Üst üste oynadığımız ikinci deplasman maçı olan Göztepe’den de mağlubiyetle döndük.
Maçla ilgili ne söylesek boş, zaten haftalardır yazıyoruz. Yakaladığımız fırsatları değerlendiremiyoruz. Buna şanssızlık mı desek, beceriksizlik mi desek bilemiyorum. Ancak asıl gerçek olan kapasite.
Özellikle bu ligde ne kadar mücadele ederseniz edin, net gol şanslarını değerlendiremiyorsanız, organize olup, iyi paslaşarak sonuca gidemiyorsanız puan toplamanız zordur.
Lige başladığımızdan bu yana ya hakem kararları canımızı yaktı, ya bireysel hatalar ama bu maça bakınca sadece kalite farkı sonucu belirledi diyebilirim. “Vermeyince Mabut, ne yapsın Mahmut” misali, Okan Hoca’nın eline bu kadroyu verenler, şimdilerde faturayı birilerine kesmenin derdinde.
Okan Hoca geldiği günden beri kadro derinliğinden dem vuruyor. İbrahim Hocanın da en büyük sitemi zaten bu yöndeydi. Haliyle şu ana kadar yaşadığımız puan kayıplarının en büyük müsebbibi de bu kadroyu oluşturanlardır.
Lamı cimi yok. Şu an Rizespor’da iyi niyetle başarılı olmaya çalışan bir hoca, sahada mücadele etmeye çalışan ama başarılı olabilmek için fazlasını yansıtamayan bir kadro topluluğu dışında, tek dertleri kendi reklamı, sosyal statüsü ve dostane ilişkilerini önde tutan, futboldan anlamayan bir yönetim topluluğu var.
Geçen sezon başında oluşturulan olumlu hava tersine dönmüş durumda. Heyecanla “Aaa ne güzel Rizeli hakimiyetinde bir takım olduk” diye sevindik ama bu Rizeli sevdamızın da takıma yaramadığını gördük. Yıllardır bu takımda asıl sorun yönetimde Rizeli olup olmaması değil ki, futboldan anlamayan isimlerin olmasıdır.
Önce Ankara’da kafelerde transfer çalışması yürütülmeye kalkıldı, sonra gelen tepkiler üzerine komite Rize’ye taşındı ama scaut ekibinin hazırladığı listeden oyuncu seçimi yapılması yerine, yine birilerinin dediği oldu ve bu kadro oluşturuldu.
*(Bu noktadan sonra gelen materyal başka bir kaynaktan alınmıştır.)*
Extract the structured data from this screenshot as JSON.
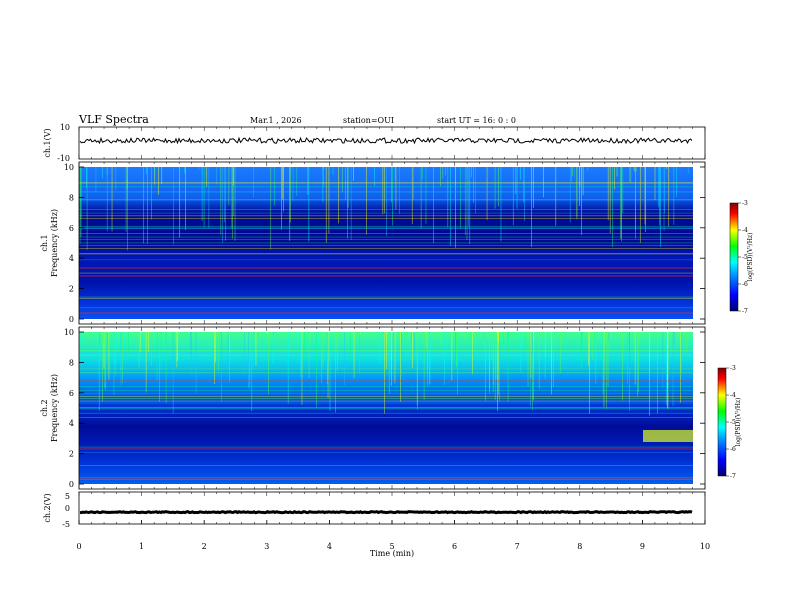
{
  "header": {
    "title": "VLF Spectra",
    "date": "Mar.1  , 2026",
    "station": "station=OUI",
    "start": "start  UT  =   16: 0  : 0"
  },
  "chart_data": [
    {
      "type": "line",
      "name": "ch1-waveform",
      "ylabel": "ch.1(V)",
      "ylim": [
        -10,
        10
      ],
      "ytick_labels": [
        "10",
        "-10"
      ],
      "baseline": 1.5
    },
    {
      "type": "heatmap",
      "name": "ch1-spectrogram",
      "ylabel": "ch.1\nFrequency  (kHz)",
      "ylim": [
        0,
        10
      ],
      "ytick_labels": [
        "0",
        "2",
        "4",
        "6",
        "8",
        "10"
      ],
      "colorbar": {
        "label": "log(PSD)(V²/Hz)",
        "range": [
          -7,
          -3
        ],
        "tick_labels": [
          "-3",
          "-4",
          "-5",
          "-6",
          "-7"
        ]
      }
    },
    {
      "type": "heatmap",
      "name": "ch2-spectrogram",
      "ylabel": "ch.2\nFrequency  (kHz)",
      "ylim": [
        0,
        10
      ],
      "ytick_labels": [
        "0",
        "2",
        "4",
        "6",
        "8",
        "10"
      ],
      "colorbar": {
        "label": "log(PSD)(V²/Hz)",
        "range": [
          -7,
          -3
        ],
        "tick_labels": [
          "-3",
          "-4",
          "-5",
          "-6",
          "-7"
        ]
      }
    },
    {
      "type": "line",
      "name": "ch2-waveform",
      "ylabel": "ch.2(V)",
      "ylim": [
        -5,
        5
      ],
      "ytick_labels": [
        "5",
        "0",
        "-5"
      ],
      "baseline": -1.3
    }
  ],
  "xaxis": {
    "xlabel": "Time  (min)",
    "xlim": [
      0,
      10
    ],
    "tick_labels": [
      "0",
      "1",
      "2",
      "3",
      "4",
      "5",
      "6",
      "7",
      "8",
      "9",
      "10"
    ]
  },
  "colors": {
    "colormap": [
      "#000070",
      "#0000ff",
      "#00a0ff",
      "#00ffff",
      "#00ff00",
      "#ffff00",
      "#ff0000",
      "#800000"
    ]
  }
}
Görevi sonlandırılan scaut ekibi “12 transferin 4’ü bizim” deyip diğer isimleri sahiplenmezken, transfer komitesi kimin etkisine kalmış, kimlerin dediğini yapmış belli değil. Mesela Traore’nin sakat olduğu raporu gelmesine rağmen fiyatı düşürülüp yine de imza attırılması, son gün Gladkyy’nin bize uygun olmayacağı söylenmesine rağmen transfer edildiği iddiaları aslında komitenin işini beceremediğinin de en büyük göstergesi oluyor.
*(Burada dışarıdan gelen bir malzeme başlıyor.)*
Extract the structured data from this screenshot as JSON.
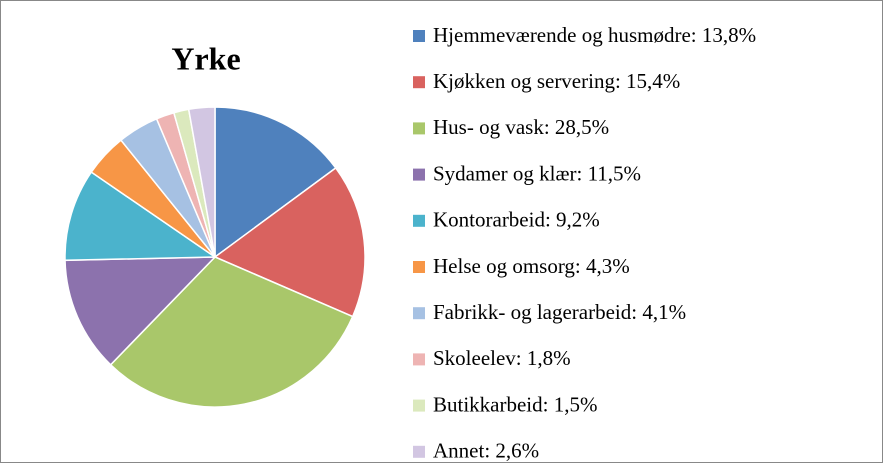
{
  "chart_data": {
    "type": "pie",
    "title": "Yrke",
    "categories": [
      "Hjemmeværende og husmødre: 13,8%",
      "Kjøkken og servering: 15,4%",
      "Hus- og vask: 28,5%",
      "Sydamer og klær: 11,5%",
      "Kontorarbeid: 9,2%",
      "Helse og omsorg: 4,3%",
      "Fabrikk- og lagerarbeid: 4,1%",
      "Skoleelev: 1,8%",
      "Butikkarbeid: 1,5%",
      "Annet: 2,6%"
    ],
    "values": [
      13.8,
      15.4,
      28.5,
      11.5,
      9.2,
      4.3,
      4.1,
      1.8,
      1.5,
      2.6
    ],
    "colors": [
      "#4f81bd",
      "#d9625f",
      "#a9c76a",
      "#8c72ad",
      "#4bb3cc",
      "#f79646",
      "#a6c1e3",
      "#eeb4b3",
      "#dbe9bd",
      "#d2c6e2"
    ],
    "legend": "right"
  }
}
Şimdi 10 Kasım’da kongre var. Başkan Kartal ekibini kurarken umarım yanlışa düşmez. Futbolu seven, futboldan anlayan, az çok da ticari zekası olan insanları ekibine dahil eder. Tabii şaibeli isimlerden de uzak durması lazım. Dost-ahbap ilişkileri içinde yönetici belirleyip ekip kurmanın faydalı olmadığını gördük.
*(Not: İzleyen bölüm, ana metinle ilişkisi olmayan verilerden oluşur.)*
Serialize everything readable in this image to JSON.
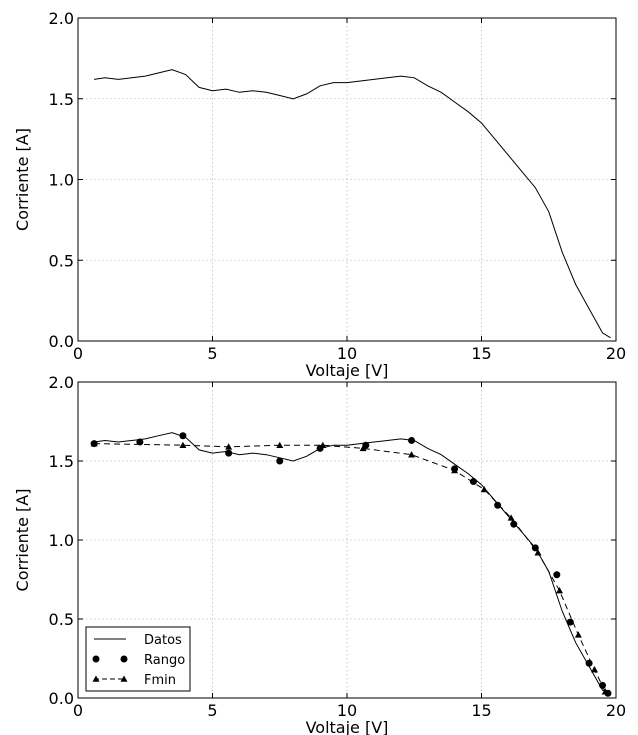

Şimdi ligin dibinde olan, toparlaması önemli bir bütçeye ve ciddi bir çalışmaya ihtiyaç duyan bir takım var ortada. Rize’yi ve Rizespor’u seven, Rizeli’yi ve Rizespor’u düşünen insanlar lazım. Rizespor zarar görürse Rizeli’nin tepkisi de eylemi de farklı olur.